Artists One-Up Writers Again
An advertisement in an architect’s magazine offers “masterpiece recreations” for sale by an art gallery in Florida.
“The masters of today re-creating the masterpieces of yesterday for the collection of tomorrow,” the advertisement blurbs enthusiastically.
It promises “hand painted museum-quality re-creations,” and is illustrated by a reproduction of one of Claude Monet’s incessant paintings of water lilies.
As usual, we find here that artists can indulge in activities that would get writers laughed at, if not sued or arrested. If a writer advertised that he was re-creating masterpieces by Hemingway, Hawthorne, Shakespeare or Fannie Hurst, turning out handwritten copies of their actual manuscripts, and was selling them to collectors, the best reaction he would get would be ridicule.
Those of us who write for a living have long been aware that painters of pictures enjoy the upper end of a double standard. They get away with a lot.
If an artist wants to paint a picture of a landscape, he is allowed by custom to set up shop on a hillside overlooking the view he wants to put on canvas. He sits there with his easel and brushes and beret, and paints what he sees, and passersby think he is picturesque and oozing with aesthetics.

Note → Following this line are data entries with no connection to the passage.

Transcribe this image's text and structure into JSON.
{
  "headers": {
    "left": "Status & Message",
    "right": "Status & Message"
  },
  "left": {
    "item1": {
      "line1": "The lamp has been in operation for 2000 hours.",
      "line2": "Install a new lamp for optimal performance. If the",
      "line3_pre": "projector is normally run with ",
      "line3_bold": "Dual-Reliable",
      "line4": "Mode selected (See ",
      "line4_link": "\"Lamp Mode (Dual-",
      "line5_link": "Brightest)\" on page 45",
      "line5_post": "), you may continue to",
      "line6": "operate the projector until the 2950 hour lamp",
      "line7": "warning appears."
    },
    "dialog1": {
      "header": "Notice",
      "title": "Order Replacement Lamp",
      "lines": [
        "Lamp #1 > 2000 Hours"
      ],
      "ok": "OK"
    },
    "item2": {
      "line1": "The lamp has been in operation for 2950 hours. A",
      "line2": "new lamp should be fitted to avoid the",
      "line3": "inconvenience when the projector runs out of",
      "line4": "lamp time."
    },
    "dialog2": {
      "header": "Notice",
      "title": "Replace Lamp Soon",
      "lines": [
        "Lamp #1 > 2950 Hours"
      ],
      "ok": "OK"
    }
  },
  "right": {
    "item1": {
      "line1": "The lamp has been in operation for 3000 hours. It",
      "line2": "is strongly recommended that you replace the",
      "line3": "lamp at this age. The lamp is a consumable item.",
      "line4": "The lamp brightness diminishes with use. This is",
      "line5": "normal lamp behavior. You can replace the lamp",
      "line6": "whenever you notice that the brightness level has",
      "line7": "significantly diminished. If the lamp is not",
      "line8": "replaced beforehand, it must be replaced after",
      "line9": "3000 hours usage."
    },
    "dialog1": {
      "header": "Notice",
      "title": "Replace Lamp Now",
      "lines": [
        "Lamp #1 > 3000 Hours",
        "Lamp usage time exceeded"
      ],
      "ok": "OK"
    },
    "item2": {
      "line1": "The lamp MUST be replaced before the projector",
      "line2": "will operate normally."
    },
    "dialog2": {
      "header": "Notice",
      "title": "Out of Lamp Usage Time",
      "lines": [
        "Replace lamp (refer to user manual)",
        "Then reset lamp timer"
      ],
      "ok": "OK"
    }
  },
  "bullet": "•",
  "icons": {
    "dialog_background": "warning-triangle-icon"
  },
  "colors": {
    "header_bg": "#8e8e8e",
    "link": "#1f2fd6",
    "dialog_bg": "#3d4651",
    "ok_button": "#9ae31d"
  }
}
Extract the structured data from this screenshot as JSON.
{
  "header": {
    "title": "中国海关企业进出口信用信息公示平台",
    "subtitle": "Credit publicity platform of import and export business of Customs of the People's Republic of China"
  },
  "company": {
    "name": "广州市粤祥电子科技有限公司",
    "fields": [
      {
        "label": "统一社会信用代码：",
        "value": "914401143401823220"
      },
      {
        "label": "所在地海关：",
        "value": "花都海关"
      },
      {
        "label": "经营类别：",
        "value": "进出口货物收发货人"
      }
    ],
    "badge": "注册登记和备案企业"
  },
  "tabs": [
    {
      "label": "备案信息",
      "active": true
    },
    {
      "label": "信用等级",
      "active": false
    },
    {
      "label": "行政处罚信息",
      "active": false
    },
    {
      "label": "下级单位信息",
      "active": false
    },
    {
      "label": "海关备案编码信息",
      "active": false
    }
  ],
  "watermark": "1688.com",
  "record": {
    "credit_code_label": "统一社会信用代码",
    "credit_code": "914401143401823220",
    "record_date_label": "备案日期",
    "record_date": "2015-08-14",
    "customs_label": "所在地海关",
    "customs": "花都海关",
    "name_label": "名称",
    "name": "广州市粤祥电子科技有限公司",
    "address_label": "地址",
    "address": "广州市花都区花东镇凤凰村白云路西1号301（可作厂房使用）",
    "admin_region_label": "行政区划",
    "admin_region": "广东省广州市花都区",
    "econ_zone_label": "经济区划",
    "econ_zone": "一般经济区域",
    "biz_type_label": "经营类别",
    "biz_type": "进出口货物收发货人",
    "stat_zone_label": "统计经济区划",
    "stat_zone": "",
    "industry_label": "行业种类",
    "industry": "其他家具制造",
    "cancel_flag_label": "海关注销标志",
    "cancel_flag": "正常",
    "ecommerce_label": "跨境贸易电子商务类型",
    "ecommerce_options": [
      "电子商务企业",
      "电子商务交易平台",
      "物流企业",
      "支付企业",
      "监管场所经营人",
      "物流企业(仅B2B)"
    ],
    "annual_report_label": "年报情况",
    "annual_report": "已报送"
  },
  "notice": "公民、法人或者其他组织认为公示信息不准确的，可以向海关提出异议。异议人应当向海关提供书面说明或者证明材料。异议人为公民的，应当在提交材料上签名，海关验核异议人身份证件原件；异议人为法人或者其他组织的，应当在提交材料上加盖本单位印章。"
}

If a writer set up his typewriter or laptop computer on the hillside and started to describe the landscape in words, passersby would think he was a few participles short of a compound verb form. A writer is expected to sit in his dismal garret and describe the landscape from memory.
Another inequity: Suppose an artist decides to produce a painting of a naked woman. (It seems to be a frequent decision among artists.) The artist can call his neighborhood model rental agency, or Nudes R Us, or wherever artists get those models, and tell the shipping department to send around a young woman who will disrobe and pose. It’s totally socially acceptable.
But what if a writer wants to write a description of an unclad woman? If a writer called a model agency, and the young woman arrived and saw him sitting at his keyboard, and he asked her to remove her clothes and pose while he wrote about her, she would probably sock him, intimate loudly that he was a pervert, and call the cops. Again, the poor writer has to work from memory.
Why is it that artists are allowed to do things writers are not? Why is it that they can unabashedly advertise that they are making copies of masterpieces, and instead of being criticized for lack of originality and of semi-fraud, their efforts are offered to architects and decorators so those professionals can provide clients with the best quality fake Monet renderings of water lily ponds?
Anybody want to buy a neatly typed manuscript of “Martin Chuzzlewit” in Dickens’s own words? I can supply one cheap. And with even lower rates for Xerox copies.